Judging is GOOD
- takenfromabook
- Mar 21, 2017
- 3 min read
What is feedback and why is it important?
Effective feedback builds trust in relationships, prevents problems escalating into conflict, motivates individuals and promotes personal growth, and essentially is the prime manifestation of self-assertiveness/vulnerability a core muscle - source of internal validation - of our selfesteem.
Sadly, it more typically evokes memories of aggressive criticism and is generally perceived as something to be avoided.
Feedback:
1) is a way to let people know how effective they are in what they are trying to accomplish, so they can become more effective in the future; and
2) enables us to learn things about ourselves that we couldn’t learn otherwise.
There are three types of feedback:
• Positive feedback encourages, promotes strengths, improves morale, and ensures the person can repeat the things that work well. (Receiving only positive feedback creates a skewed reality. People are left with false impressions of their effectiveness.)
• Negative feedback, if given well, provides insights, increases self-awareness and is a springboard for development. (Receiving only negative feedback can be ultimately demoralizing, knocks self-esteem and creates a distorted reality.)
• No feedback at all is easiest, but potentially most damaging. No progress is made, no learning acquired. For good or bad, people continue to do what they have always done.
Developing a mindset for feedback
If feedback is something given to you to enable your development, it helps to think of it as a gift. What is the process you go through to give a gift?
• Ensure the gift is appropriate. What is the value to the receiver? Will the receiver gain learning to improve performance? Are you doing this for the receiver’s benefit or to ‘get something off your chest’?
• Choose it carefully. Have you thought it through with the needs of the receiver in mind? Have you accurate observations to support your feedback?
• Give the gift at the right time. Is the receiver ready, willing and able to accept feedback now? Or is the timing just to suit you?
• Give the gift graciously. Are you mentally prepared to give feedback (not angry or upset)?
• Take responsibility. You gave it! If it’s not right, be willing to make it right.
There was a wise Zen master. a scholar came to visit the master for advice. “I have come to ask you to teach me about Zen,” the scholar said.
They sat down and he shared his stories anxiously. The master calmly suggested that they should have tea.
So the master poured his guest a cup. The cup was filled, yet he kept pouring until the cup overflowed onto the table, onto the floor, and finally onto the scholar’s robes. The scholar cried “Stop! The cup is full already. Can’t you see?”
“Exactly,” the Zen master replied with a smile. “You are like this cup — so full of ideas that nothing more will fit in. Come back to me with an empty cup.”
I try to say “thank you” whenever someone gives me a piece of advice/input.

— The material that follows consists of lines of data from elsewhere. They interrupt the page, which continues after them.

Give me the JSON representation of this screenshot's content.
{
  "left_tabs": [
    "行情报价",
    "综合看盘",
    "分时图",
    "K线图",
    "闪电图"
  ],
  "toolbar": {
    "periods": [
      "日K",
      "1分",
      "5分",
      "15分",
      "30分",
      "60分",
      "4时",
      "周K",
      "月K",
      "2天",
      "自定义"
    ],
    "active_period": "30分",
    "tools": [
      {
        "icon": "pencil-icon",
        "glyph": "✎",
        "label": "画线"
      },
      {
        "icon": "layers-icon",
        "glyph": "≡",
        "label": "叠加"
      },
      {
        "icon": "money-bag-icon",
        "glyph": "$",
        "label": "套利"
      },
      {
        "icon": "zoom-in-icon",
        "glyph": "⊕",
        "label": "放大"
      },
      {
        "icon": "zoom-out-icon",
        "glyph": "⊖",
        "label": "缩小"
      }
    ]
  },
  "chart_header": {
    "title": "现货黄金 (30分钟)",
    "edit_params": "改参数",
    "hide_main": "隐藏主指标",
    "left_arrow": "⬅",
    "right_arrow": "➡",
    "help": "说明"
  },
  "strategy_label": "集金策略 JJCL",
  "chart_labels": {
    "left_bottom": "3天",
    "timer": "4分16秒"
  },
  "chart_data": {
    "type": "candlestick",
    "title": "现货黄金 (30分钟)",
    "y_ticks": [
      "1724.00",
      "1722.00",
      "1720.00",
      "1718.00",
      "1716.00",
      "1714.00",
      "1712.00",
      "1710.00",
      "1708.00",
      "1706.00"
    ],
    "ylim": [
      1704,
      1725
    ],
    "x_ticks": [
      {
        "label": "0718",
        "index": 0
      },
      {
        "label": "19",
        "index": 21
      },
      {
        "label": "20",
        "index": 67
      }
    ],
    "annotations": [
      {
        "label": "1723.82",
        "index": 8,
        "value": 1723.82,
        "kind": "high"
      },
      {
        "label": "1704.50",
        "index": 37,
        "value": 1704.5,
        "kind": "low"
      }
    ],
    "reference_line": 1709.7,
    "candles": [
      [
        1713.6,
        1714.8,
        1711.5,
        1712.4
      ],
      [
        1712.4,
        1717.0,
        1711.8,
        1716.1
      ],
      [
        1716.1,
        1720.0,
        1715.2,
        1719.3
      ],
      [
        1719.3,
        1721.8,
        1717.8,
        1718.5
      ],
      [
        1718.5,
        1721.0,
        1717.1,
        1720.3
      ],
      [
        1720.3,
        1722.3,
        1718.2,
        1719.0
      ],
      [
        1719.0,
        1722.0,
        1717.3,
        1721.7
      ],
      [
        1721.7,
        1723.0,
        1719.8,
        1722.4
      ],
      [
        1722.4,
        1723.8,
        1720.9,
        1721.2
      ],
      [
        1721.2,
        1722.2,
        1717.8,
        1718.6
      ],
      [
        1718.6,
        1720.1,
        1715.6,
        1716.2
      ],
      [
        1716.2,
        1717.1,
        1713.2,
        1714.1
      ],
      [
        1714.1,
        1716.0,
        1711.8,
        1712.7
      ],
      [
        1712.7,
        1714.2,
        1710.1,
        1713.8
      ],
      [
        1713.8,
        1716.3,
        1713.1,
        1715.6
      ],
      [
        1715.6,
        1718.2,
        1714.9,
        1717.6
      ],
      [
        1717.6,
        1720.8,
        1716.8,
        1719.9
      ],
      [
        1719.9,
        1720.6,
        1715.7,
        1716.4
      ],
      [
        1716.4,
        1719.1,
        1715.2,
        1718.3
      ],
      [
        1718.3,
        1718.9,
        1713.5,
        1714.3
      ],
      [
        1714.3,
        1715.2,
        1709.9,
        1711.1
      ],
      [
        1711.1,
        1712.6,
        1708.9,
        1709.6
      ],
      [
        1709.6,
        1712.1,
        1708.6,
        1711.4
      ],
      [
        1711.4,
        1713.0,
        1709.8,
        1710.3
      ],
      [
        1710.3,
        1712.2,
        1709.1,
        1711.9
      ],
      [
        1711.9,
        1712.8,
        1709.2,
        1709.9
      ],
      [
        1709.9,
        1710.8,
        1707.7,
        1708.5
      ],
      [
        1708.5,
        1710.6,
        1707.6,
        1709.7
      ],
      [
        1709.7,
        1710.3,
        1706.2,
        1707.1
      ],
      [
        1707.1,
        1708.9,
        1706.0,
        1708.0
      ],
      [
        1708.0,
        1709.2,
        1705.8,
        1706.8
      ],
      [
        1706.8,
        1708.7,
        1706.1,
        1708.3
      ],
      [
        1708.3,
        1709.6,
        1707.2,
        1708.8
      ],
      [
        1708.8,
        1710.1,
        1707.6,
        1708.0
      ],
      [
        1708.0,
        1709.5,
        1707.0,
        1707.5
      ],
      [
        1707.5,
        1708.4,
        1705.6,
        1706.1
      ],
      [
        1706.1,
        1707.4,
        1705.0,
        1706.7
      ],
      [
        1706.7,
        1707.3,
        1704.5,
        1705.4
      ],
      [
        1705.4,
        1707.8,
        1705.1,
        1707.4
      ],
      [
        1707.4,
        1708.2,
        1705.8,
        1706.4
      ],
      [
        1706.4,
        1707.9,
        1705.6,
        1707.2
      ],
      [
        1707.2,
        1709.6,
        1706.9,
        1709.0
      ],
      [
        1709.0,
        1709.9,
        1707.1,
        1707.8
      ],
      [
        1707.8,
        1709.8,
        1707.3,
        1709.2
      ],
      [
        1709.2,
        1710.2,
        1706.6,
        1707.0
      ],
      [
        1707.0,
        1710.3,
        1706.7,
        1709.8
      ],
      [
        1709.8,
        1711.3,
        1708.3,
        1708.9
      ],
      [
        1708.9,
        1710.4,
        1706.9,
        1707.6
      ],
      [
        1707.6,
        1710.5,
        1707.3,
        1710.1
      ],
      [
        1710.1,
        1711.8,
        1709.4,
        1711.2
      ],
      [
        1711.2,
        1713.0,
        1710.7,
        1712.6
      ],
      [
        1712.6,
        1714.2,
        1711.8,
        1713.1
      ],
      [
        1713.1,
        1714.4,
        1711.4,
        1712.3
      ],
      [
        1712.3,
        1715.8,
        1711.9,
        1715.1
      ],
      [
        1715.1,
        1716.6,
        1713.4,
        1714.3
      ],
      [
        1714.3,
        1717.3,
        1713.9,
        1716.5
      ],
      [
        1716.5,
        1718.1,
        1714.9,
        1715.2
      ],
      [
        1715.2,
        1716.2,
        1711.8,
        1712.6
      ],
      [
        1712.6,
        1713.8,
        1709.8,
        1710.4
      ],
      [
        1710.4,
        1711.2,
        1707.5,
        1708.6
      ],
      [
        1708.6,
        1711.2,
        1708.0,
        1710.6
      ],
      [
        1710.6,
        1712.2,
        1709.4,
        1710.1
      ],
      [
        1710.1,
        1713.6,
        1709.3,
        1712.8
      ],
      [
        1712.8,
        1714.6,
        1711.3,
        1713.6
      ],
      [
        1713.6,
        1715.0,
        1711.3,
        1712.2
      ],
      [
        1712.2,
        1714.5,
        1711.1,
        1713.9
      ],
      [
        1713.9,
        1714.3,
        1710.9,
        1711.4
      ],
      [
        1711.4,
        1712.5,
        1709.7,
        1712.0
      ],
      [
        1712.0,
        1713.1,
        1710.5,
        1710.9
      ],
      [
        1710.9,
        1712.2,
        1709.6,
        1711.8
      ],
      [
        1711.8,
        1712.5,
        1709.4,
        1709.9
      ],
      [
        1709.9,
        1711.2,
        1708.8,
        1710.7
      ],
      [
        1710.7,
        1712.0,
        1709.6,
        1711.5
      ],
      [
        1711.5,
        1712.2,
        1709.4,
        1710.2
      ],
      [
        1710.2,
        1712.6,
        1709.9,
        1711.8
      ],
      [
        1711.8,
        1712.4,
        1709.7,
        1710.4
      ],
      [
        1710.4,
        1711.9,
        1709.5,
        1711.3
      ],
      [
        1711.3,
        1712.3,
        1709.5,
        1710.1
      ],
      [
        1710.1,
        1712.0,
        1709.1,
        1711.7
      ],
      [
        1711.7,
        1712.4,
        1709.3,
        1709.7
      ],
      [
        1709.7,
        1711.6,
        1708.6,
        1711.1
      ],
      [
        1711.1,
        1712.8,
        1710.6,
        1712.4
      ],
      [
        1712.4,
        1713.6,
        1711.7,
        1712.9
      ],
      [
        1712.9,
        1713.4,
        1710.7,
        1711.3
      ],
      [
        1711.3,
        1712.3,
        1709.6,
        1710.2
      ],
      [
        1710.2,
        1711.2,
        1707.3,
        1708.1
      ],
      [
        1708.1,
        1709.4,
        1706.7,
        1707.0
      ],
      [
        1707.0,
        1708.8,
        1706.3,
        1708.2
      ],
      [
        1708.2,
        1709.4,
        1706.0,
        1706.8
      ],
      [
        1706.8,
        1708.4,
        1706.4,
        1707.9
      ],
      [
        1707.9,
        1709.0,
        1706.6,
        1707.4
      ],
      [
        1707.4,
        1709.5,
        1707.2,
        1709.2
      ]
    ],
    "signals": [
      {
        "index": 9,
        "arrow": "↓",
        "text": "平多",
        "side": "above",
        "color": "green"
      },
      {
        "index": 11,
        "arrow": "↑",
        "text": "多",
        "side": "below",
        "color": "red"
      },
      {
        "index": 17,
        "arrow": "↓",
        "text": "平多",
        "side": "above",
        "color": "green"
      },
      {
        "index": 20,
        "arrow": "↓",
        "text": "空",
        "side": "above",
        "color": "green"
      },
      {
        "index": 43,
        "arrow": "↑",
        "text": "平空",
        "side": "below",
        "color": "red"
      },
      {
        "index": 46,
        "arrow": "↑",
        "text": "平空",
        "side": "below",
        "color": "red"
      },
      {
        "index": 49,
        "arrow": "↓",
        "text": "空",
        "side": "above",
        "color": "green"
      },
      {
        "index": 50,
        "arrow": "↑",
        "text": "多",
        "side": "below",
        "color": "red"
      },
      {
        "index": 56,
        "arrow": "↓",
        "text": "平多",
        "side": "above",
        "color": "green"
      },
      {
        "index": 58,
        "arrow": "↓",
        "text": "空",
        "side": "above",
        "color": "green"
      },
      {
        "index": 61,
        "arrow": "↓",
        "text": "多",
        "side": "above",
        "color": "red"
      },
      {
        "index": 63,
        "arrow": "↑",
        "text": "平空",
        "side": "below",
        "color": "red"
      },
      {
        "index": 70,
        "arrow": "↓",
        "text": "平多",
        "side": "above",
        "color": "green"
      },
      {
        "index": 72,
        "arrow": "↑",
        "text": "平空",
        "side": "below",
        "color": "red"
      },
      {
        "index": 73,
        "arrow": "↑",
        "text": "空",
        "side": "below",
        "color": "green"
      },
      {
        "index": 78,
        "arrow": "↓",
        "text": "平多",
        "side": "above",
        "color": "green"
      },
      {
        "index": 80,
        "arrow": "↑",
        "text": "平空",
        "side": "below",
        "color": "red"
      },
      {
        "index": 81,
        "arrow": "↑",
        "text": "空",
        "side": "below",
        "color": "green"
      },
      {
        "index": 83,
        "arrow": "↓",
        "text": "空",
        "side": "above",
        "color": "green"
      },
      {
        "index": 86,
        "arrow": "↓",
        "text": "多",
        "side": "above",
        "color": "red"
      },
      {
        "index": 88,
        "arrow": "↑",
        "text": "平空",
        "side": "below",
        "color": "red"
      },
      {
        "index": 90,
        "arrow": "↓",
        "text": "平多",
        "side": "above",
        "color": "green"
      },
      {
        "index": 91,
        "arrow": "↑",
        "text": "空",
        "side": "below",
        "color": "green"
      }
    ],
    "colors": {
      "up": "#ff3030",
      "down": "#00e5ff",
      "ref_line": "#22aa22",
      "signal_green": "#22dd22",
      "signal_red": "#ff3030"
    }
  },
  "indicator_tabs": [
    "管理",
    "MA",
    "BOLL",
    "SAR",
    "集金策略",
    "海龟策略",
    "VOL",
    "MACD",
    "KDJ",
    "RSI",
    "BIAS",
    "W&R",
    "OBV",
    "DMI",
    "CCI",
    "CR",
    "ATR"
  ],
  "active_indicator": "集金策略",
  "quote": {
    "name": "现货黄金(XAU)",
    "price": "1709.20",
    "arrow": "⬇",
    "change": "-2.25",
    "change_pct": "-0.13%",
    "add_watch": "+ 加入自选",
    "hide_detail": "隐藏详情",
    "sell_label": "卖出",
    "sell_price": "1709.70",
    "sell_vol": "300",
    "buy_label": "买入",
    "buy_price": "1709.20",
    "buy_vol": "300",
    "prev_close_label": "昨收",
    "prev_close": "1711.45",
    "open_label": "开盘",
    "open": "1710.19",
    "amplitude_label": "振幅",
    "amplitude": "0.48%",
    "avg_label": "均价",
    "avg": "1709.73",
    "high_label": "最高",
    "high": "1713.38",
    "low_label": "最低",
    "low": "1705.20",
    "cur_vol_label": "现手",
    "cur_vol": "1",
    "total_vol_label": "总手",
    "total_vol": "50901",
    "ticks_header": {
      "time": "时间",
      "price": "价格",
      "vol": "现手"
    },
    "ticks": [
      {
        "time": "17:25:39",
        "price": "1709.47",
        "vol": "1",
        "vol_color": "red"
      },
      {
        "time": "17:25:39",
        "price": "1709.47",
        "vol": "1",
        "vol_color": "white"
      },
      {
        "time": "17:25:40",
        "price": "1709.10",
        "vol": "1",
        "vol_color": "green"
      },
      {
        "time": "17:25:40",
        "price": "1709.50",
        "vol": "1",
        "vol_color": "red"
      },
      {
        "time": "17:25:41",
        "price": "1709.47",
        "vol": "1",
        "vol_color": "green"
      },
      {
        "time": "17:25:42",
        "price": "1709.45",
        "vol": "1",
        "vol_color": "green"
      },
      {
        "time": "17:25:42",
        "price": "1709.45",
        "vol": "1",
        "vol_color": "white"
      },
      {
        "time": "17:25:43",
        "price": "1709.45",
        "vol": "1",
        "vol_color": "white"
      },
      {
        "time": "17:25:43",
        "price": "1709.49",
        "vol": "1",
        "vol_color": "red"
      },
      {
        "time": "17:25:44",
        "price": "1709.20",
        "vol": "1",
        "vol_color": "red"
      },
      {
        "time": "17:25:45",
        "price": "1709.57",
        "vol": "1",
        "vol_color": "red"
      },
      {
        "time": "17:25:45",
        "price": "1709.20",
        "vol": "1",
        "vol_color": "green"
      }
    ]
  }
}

Even if I don’t feel like receiving advice from someone, thanking the person causes me to internally become more open to listening to what they have to say.
If the person provides feedback such as “Your ideas are wrong”, thank the person and ask them to elaborate. Whether or not they choose to do so is up to them, but at least you’ll have opened up a channel for discussion and sharing.
So consider new thoughts and opinions. Even if you disagree, at least you can understand the basis behind them.
Bruce Lee sums it up nicely: “Empty your cup so that it may be filled; become devoid to gain totality.”